New this year are Southwestern Chicken and Spinach & Roasted Garlic Crescents. "They focus on our core competency, which is the traditional puff pastry," says Evan Tetreault, director of marketing. "We'll also be bringing back our quiche, which we had off last year."
"Retailers typically don't want to talk to you about hors d'oeuvres until November, after the turkeys and dressings are off the shelf," says Alan L. Hoover, s.v.p., sales and marketing at Kahiki Foods, a Columbus, Ohio-based manufacturer of Polynesian frozen hors d'oeuvres and frozen and refrigerated entrees. "We start shipping to a lot of store distribution centers shortly before Thanksgiving because they simply don't have the space prior to that," he says. "Just before or shortly after Thanksgiving, it will start hitting store shelves because you have the Christmas parties."
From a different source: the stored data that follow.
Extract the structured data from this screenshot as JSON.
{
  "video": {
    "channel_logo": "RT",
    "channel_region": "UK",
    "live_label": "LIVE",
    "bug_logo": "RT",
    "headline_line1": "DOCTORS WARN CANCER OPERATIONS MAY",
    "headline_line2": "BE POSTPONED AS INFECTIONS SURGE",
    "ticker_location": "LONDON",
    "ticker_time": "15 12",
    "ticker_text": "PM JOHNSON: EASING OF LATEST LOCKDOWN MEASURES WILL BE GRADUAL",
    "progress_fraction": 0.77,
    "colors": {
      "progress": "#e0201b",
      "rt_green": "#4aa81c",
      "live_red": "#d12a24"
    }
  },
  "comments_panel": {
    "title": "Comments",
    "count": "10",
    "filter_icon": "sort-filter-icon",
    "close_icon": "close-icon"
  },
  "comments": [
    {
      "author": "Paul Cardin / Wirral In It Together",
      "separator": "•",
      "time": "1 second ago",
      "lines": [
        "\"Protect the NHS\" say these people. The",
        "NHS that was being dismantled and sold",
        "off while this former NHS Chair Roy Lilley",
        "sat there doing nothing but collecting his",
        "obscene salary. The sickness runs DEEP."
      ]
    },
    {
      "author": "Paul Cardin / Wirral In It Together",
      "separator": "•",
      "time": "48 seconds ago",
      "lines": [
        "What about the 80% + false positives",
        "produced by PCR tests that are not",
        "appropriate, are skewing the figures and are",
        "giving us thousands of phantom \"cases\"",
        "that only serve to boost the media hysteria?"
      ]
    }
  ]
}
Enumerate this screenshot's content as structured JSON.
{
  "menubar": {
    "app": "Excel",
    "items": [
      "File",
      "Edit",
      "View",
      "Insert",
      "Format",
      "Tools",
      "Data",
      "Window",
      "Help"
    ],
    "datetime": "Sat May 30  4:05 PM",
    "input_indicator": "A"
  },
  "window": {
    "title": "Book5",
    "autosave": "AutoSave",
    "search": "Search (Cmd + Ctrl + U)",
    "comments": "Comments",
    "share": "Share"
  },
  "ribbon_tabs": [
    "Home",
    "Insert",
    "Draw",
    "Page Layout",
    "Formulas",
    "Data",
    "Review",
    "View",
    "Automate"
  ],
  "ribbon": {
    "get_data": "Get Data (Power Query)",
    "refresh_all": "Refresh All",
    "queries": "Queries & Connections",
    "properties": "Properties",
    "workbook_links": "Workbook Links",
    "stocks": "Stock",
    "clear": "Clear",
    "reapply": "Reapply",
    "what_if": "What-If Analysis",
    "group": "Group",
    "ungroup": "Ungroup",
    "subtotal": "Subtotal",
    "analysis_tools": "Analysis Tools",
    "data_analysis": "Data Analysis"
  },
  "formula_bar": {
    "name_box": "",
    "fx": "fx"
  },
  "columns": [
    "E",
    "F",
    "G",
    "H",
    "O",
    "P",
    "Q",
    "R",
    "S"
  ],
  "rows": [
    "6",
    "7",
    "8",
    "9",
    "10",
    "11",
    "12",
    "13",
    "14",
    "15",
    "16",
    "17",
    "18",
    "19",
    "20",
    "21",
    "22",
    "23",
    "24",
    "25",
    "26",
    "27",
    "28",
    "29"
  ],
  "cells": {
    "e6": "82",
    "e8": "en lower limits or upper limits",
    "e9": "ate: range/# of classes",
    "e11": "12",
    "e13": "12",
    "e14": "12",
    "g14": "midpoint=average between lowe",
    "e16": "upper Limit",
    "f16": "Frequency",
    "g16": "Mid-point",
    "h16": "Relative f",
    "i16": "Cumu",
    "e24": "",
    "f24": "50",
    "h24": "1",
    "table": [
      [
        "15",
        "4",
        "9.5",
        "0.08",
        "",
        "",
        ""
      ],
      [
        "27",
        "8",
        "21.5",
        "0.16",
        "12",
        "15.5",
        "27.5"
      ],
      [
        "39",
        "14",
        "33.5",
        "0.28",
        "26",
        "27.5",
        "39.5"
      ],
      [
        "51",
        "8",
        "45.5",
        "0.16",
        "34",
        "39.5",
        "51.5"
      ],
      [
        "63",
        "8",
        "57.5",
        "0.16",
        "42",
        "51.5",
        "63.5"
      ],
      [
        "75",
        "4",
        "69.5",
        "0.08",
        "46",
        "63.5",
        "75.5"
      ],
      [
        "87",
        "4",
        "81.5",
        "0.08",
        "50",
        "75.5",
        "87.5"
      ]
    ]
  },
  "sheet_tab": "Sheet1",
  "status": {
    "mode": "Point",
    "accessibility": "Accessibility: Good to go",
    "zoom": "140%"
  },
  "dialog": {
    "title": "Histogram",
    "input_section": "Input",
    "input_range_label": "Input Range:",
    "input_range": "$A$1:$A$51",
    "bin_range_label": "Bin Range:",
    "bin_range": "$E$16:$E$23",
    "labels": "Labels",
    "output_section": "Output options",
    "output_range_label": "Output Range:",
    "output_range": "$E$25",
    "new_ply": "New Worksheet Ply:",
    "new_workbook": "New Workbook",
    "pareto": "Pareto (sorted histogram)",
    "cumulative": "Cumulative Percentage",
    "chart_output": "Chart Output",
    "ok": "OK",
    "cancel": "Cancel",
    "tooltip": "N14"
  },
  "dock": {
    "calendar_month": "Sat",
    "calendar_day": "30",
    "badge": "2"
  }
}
This Christmas poses a special challenge. "Christmas is on the fourth Saturday of December this year, so there are only three Saturdays to do any Christmas parties," Hoover notes. "I think a lot of retailers will really be targeting and make sure that they have things ready to go by Dec. 1 for the Christmas season. New Year's falls on a Saturday, too, but New Year's parties can continue on Sunday, especially with the parades and football games going on. Then there are Chinese New Year and the Super Bowl. That 60-day period is always a busy, hectic time frame."
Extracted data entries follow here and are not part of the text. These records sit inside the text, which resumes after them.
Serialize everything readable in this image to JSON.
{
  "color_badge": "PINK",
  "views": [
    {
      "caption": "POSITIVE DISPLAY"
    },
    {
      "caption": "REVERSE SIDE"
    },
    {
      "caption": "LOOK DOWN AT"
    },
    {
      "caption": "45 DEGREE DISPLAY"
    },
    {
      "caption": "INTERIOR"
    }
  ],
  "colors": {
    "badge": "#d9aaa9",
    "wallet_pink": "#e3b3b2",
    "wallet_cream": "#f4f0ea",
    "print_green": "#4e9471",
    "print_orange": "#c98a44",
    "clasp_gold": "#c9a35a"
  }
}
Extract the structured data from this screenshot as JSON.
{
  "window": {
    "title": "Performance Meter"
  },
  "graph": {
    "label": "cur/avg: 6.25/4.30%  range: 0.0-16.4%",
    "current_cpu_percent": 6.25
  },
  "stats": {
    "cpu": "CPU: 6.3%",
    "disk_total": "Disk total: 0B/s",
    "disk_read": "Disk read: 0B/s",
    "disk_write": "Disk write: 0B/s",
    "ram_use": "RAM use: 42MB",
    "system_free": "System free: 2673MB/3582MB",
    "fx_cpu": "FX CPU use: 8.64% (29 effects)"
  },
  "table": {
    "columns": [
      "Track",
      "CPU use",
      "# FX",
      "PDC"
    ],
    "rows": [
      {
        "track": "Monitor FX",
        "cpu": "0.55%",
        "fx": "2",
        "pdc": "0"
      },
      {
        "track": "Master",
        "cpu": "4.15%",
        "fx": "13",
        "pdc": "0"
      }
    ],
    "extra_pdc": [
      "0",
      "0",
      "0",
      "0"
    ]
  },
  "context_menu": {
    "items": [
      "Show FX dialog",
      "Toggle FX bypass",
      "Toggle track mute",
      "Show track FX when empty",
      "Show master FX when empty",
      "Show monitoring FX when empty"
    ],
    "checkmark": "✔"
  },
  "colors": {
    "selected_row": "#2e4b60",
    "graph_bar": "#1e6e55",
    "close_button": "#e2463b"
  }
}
The conundrum for the hors d'oeuvres industry is how to extend that period to the other 305 days in the year. Chicago-based Black Tie Hors D'oeuvres, a division of Appetizers And, Inc. has come up with a solution. The brand has traded in its old tagline, "From Silver Tray to Everyday," for "Anytime. Anywhere."
"We took a step back and looked at our business and found that you can use us not only for New Year's or parties, but also with a glass of wine and some friends, or with your spouse as part of a light dinner or snack," says Parveen Werner, senior business development manager.
While Black Tie does not advertise in the traditional sense, it's putting a lot of effort behind the new slogan. "We do a lot of collaborative marketing with our retailers," says Werner, noting that the company's products are carried in Treasure Island, the Food Emporium division of A&P, and other upscale chains. This winter Black Tie added Beef Duxelle Encroute, Chicken Quesadilla, Crispy Asparagus in Phyllo, and Mushroom Vol-au-vant (wild mushrooms in pastry dough) to its lineup. "Those have been a big hit," she says.
Food Emporium also stocks Joyce's Hors D'oeuvres, a frozen gourmet line whose roots are in foodservice. "Historically we catered to caterers and also did private label work," says Mitchell Feingold, principal of Miami Onion Roll Co. in Paterson, N.J., which manufactures the line. Among its most popular varieties are its Assorted Puffs, featuring four varieties, and Italian Style Stuffed Mushroom Caps. "We're expanding deeper into the supermarket channel, and we're attempting to make some breakthroughs," he says.
The 35-year-old Totino's Pizza Rolls brand has broken through the supermarket channel in a really big way. They're so popular that they even come in a 140-count box. True, that size is sold primarily in the club channel, but the 40-count and 90-count supermarket sizes account for most of the business, having surpassed the original 15-count "trial" size years ago.
"In terms of usage, our product has an all-family appeal, particularly to households with kids," says Martin Abrams, marketing manager, Totino's Pizza Rolls at General Mills in Minneapolis. "We position them as the hot snack that kids love and can make on their own because they're microwavable. Mom can trust that the kids can make this product when she's not at home without firing up the oven and burning down the house."
But consumer focus groups have shown General Mills that Totino's Pizza Rolls aren't just for latchkey kids -- they're also a must-have at home movie nights, Halloween parties, teen sleepovers, and Super Bowl parties. "Even if it's a gathering where there are high-end appetizers, if kids are in the mix, [the party planners] make sure to buy Pizza Rolls because they know the kids will eat them," Abrams says.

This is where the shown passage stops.